Before going in to see Aamis, I tried to explain what this movie was about to Hubert while I was eating a large stack of pancakes. I said that it was a love movie about two people that bond over meat in an Indian society and I had no expectations going into it. I thought that it would be a a simple love story about a married woman who begins to have an affair with a PhD student over their shared loved of different, unusual cuisine, and prepared myself to see interesting foods from all over India.
Technically, I wasn’t wrong. They do share a developing love over food, but when I tried to explain it to one of my friends after seeing the movie, I described it to them as “If Hannibal Lecter made a romance.” I wasn’t expecting Aamis to become what it did, and it certainly became something alright, but I was still curious to see where it went. And I guess it went from being a decent romance movie into a decent horror movie. Can’t say I ever expected that to happen. Now whether it would have been a better horror movie from the get go is entirely up for debate.
Aamis
Director: Bhaskar Hazarika
Release Date: April 26, 2019 (Tribeca Film Festival)
Niri (Lima Das) is a pediatrician that lives a fairly mundane life. Her husband is usually gone on business trips, leaving her alone without much to do besides go to work and take care of her child. One day she’s asked to treat a man named Sumon’s (Arghadeep Barua) friend who contracted indigestion from having meat from what Sumon calls his Meat Club. In it, Sumon prepares different kinds of unusual meat like rabbit, bat, or monkey, and everyone in the group samples it. Niri, in payment for her services, asks to try some of this meat, as their interactions increase more and more, and they start to develop feelings for each other, taking their relationship to new and unhealthy heights over their love of meat.
When put as broadly as that, it’s pretty easy to piece out why what should be a romantic movie turns into such a dark ride, but you honestly wouldn’t get that impression by watching it in the moment. Hazarika constructs his movie with a logical train of progression, never becoming truly dark until the characters start proposing to each other new suggestions for the Meat Club. The movie almost feels like two completely different beasts when you look at it by the end. At first it’s a movie about social taboos and extramarital affairs while being stifled by a life that isn’t fulfilling, only to morph into something that you would get out of a Dario Argento love story.

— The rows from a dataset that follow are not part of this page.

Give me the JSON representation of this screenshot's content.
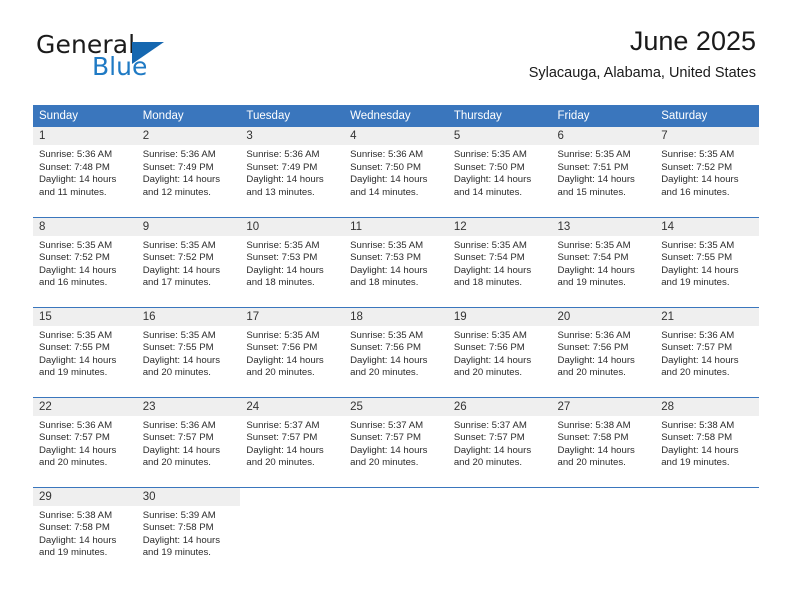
{
  "brand": {
    "name_top": "General",
    "name_bottom": "Blue",
    "accent_color": "#1567b0",
    "triangle_icon": "triangle-icon"
  },
  "header": {
    "title": "June 2025",
    "subtitle": "Sylacauga, Alabama, United States"
  },
  "theme": {
    "header_row_bg": "#3a76bd",
    "daynum_bg": "#efefef",
    "grid_line": "#3a76bd",
    "text": "#2b2b2b"
  },
  "calendar": {
    "weekday_headers": [
      "Sunday",
      "Monday",
      "Tuesday",
      "Wednesday",
      "Thursday",
      "Friday",
      "Saturday"
    ],
    "weeks": [
      [
        {
          "day": "1",
          "sunrise": "Sunrise: 5:36 AM",
          "sunset": "Sunset: 7:48 PM",
          "daylight_1": "Daylight: 14 hours",
          "daylight_2": "and 11 minutes."
        },
        {
          "day": "2",
          "sunrise": "Sunrise: 5:36 AM",
          "sunset": "Sunset: 7:49 PM",
          "daylight_1": "Daylight: 14 hours",
          "daylight_2": "and 12 minutes."
        },
        {
          "day": "3",
          "sunrise": "Sunrise: 5:36 AM",
          "sunset": "Sunset: 7:49 PM",
          "daylight_1": "Daylight: 14 hours",
          "daylight_2": "and 13 minutes."
        },
        {
          "day": "4",
          "sunrise": "Sunrise: 5:36 AM",
          "sunset": "Sunset: 7:50 PM",
          "daylight_1": "Daylight: 14 hours",
          "daylight_2": "and 14 minutes."
        },
        {
          "day": "5",
          "sunrise": "Sunrise: 5:35 AM",
          "sunset": "Sunset: 7:50 PM",
          "daylight_1": "Daylight: 14 hours",
          "daylight_2": "and 14 minutes."
        },
        {
          "day": "6",
          "sunrise": "Sunrise: 5:35 AM",
          "sunset": "Sunset: 7:51 PM",
          "daylight_1": "Daylight: 14 hours",
          "daylight_2": "and 15 minutes."
        },
        {
          "day": "7",
          "sunrise": "Sunrise: 5:35 AM",
          "sunset": "Sunset: 7:52 PM",
          "daylight_1": "Daylight: 14 hours",
          "daylight_2": "and 16 minutes."
        }
      ],
      [
        {
          "day": "8",
          "sunrise": "Sunrise: 5:35 AM",
          "sunset": "Sunset: 7:52 PM",
          "daylight_1": "Daylight: 14 hours",
          "daylight_2": "and 16 minutes."
        },
        {
          "day": "9",
          "sunrise": "Sunrise: 5:35 AM",
          "sunset": "Sunset: 7:52 PM",
          "daylight_1": "Daylight: 14 hours",
          "daylight_2": "and 17 minutes."
        },
        {
          "day": "10",
          "sunrise": "Sunrise: 5:35 AM",
          "sunset": "Sunset: 7:53 PM",
          "daylight_1": "Daylight: 14 hours",
          "daylight_2": "and 18 minutes."
        },
        {
          "day": "11",
          "sunrise": "Sunrise: 5:35 AM",
          "sunset": "Sunset: 7:53 PM",
          "daylight_1": "Daylight: 14 hours",
          "daylight_2": "and 18 minutes."
        },
        {
          "day": "12",
          "sunrise": "Sunrise: 5:35 AM",
          "sunset": "Sunset: 7:54 PM",
          "daylight_1": "Daylight: 14 hours",
          "daylight_2": "and 18 minutes."
        },
        {
          "day": "13",
          "sunrise": "Sunrise: 5:35 AM",
          "sunset": "Sunset: 7:54 PM",
          "daylight_1": "Daylight: 14 hours",
          "daylight_2": "and 19 minutes."
        },
        {
          "day": "14",
          "sunrise": "Sunrise: 5:35 AM",
          "sunset": "Sunset: 7:55 PM",
          "daylight_1": "Daylight: 14 hours",
          "daylight_2": "and 19 minutes."
        }
      ],
      [
        {
          "day": "15",
          "sunrise": "Sunrise: 5:35 AM",
          "sunset": "Sunset: 7:55 PM",
          "daylight_1": "Daylight: 14 hours",
          "daylight_2": "and 19 minutes."
        },
        {
          "day": "16",
          "sunrise": "Sunrise: 5:35 AM",
          "sunset": "Sunset: 7:55 PM",
          "daylight_1": "Daylight: 14 hours",
          "daylight_2": "and 20 minutes."
        },
        {
          "day": "17",
          "sunrise": "Sunrise: 5:35 AM",
          "sunset": "Sunset: 7:56 PM",
          "daylight_1": "Daylight: 14 hours",
          "daylight_2": "and 20 minutes."
        },
        {
          "day": "18",
          "sunrise": "Sunrise: 5:35 AM",
          "sunset": "Sunset: 7:56 PM",
          "daylight_1": "Daylight: 14 hours",
          "daylight_2": "and 20 minutes."
        },
        {
          "day": "19",
          "sunrise": "Sunrise: 5:35 AM",
          "sunset": "Sunset: 7:56 PM",
          "daylight_1": "Daylight: 14 hours",
          "daylight_2": "and 20 minutes."
        },
        {
          "day": "20",
          "sunrise": "Sunrise: 5:36 AM",
          "sunset": "Sunset: 7:56 PM",
          "daylight_1": "Daylight: 14 hours",
          "daylight_2": "and 20 minutes."
        },
        {
          "day": "21",
          "sunrise": "Sunrise: 5:36 AM",
          "sunset": "Sunset: 7:57 PM",
          "daylight_1": "Daylight: 14 hours",
          "daylight_2": "and 20 minutes."
        }
      ],
      [
        {
          "day": "22",
          "sunrise": "Sunrise: 5:36 AM",
          "sunset": "Sunset: 7:57 PM",
          "daylight_1": "Daylight: 14 hours",
          "daylight_2": "and 20 minutes."
        },
        {
          "day": "23",
          "sunrise": "Sunrise: 5:36 AM",
          "sunset": "Sunset: 7:57 PM",
          "daylight_1": "Daylight: 14 hours",
          "daylight_2": "and 20 minutes."
        },
        {
          "day": "24",
          "sunrise": "Sunrise: 5:37 AM",
          "sunset": "Sunset: 7:57 PM",
          "daylight_1": "Daylight: 14 hours",
          "daylight_2": "and 20 minutes."
        },
        {
          "day": "25",
          "sunrise": "Sunrise: 5:37 AM",
          "sunset": "Sunset: 7:57 PM",
          "daylight_1": "Daylight: 14 hours",
          "daylight_2": "and 20 minutes."
        },
        {
          "day": "26",
          "sunrise": "Sunrise: 5:37 AM",
          "sunset": "Sunset: 7:57 PM",
          "daylight_1": "Daylight: 14 hours",
          "daylight_2": "and 20 minutes."
        },
        {
          "day": "27",
          "sunrise": "Sunrise: 5:38 AM",
          "sunset": "Sunset: 7:58 PM",
          "daylight_1": "Daylight: 14 hours",
          "daylight_2": "and 20 minutes."
        },
        {
          "day": "28",
          "sunrise": "Sunrise: 5:38 AM",
          "sunset": "Sunset: 7:58 PM",
          "daylight_1": "Daylight: 14 hours",
          "daylight_2": "and 19 minutes."
        }
      ],
      [
        {
          "day": "29",
          "sunrise": "Sunrise: 5:38 AM",
          "sunset": "Sunset: 7:58 PM",
          "daylight_1": "Daylight: 14 hours",
          "daylight_2": "and 19 minutes."
        },
        {
          "day": "30",
          "sunrise": "Sunrise: 5:39 AM",
          "sunset": "Sunset: 7:58 PM",
          "daylight_1": "Daylight: 14 hours",
          "daylight_2": "and 19 minutes."
        },
        {
          "day": "",
          "sunrise": "",
          "sunset": "",
          "daylight_1": "",
          "daylight_2": ""
        },
        {
          "day": "",
          "sunrise": "",
          "sunset": "",
          "daylight_1": "",
          "daylight_2": ""
        },
        {
          "day": "",
          "sunrise": "",
          "sunset": "",
          "daylight_1": "",
          "daylight_2": ""
        },
        {
          "day": "",
          "sunrise": "",
          "sunset": "",
          "daylight_1": "",
          "daylight_2": ""
        },
        {
          "day": "",
          "sunrise": "",
          "sunset": "",
          "daylight_1": "",
          "daylight_2": ""
        }
      ]
    ]
  }
}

The two lead actors do an admirable job with the material they were given, with the brunt of the work being done by Das. It’s always an impressive feat to make a normal character slowly abnormal, and she does a fantastic job with it. Barua is also good as Sumon, though his character does come off as creepy even before the tone shift, acting like a creeper without boundaries and obsessing over Niri at every turn. I don’t blame the actor at all for the character’s disposition; I don’t think there was any possible way to have him endear himself to me. This unfortunately stifles the romance, since while you do care about one half of the couple and want Niri to feel alive and fulfilled, you don’t want it with someone who acts like a spoiled child when he doesn’t get his way and does things to her without her consent, only to be mortified when she does the same to him.
Speaking of not having consent, the shift to horror had a good amount of problems. I know that we’re meant to take this relationship seriously, but myself and several other audience members were laughing our asses off at how dark and serious the movie became. The Hannibal Lecter comparisons weren’t just for humor’s sake, with some of the characters beginning to talk like they were just taken from Bryan Fuller’s masterpiece TV-series and shoved into an Indian romance. Characters begin to have deep and introspective voice overs with your standard horror music playing over their narration and I couldn’t keep myself from laughing. Some other critics walked out due to the darkness, but it came across more as naivete to me, like the romance wouldn’t have been able to support the movie alone unless their was an edge to it. I guess I can appreciate the artistic choice at turning a conventional romance on its head, but it feels more forced than anything else.
That’s not even taking into account how much the movie seems to drag at points. This is a nearly two hour long movie, but it moves along at a snail’s pace half of the time. The first half shows us multiple times that Niri and Sumon like to go out and find exotic places to eat, but it never knows when to stop. Niri is constantly rejecting the idea that she’s falling in love with him, which is only delaying the inevitable. The second half has a solid pace and doesn’t waste the viewer’s time, but it comes too little to late. By the time Aamis showed its true colors I was more interested in the time than the movie.
There’s a good movie buried in Aamis. The actors are on point and the genre shift is done well, but there’s not much too it besides that shift. This is a movie about forbidden desires that is all to willing to go up in your face and show them off. While maybe a few more rounds of editing to make the film leaner, Aamis could have been a delicious and unusual addition to any horror fan’s library. Aamis feels like an Indian Audition, but while that film made me squirm with how it handles the shift in tone, Aamis lurches to a conclusion that was too out of place for its own good.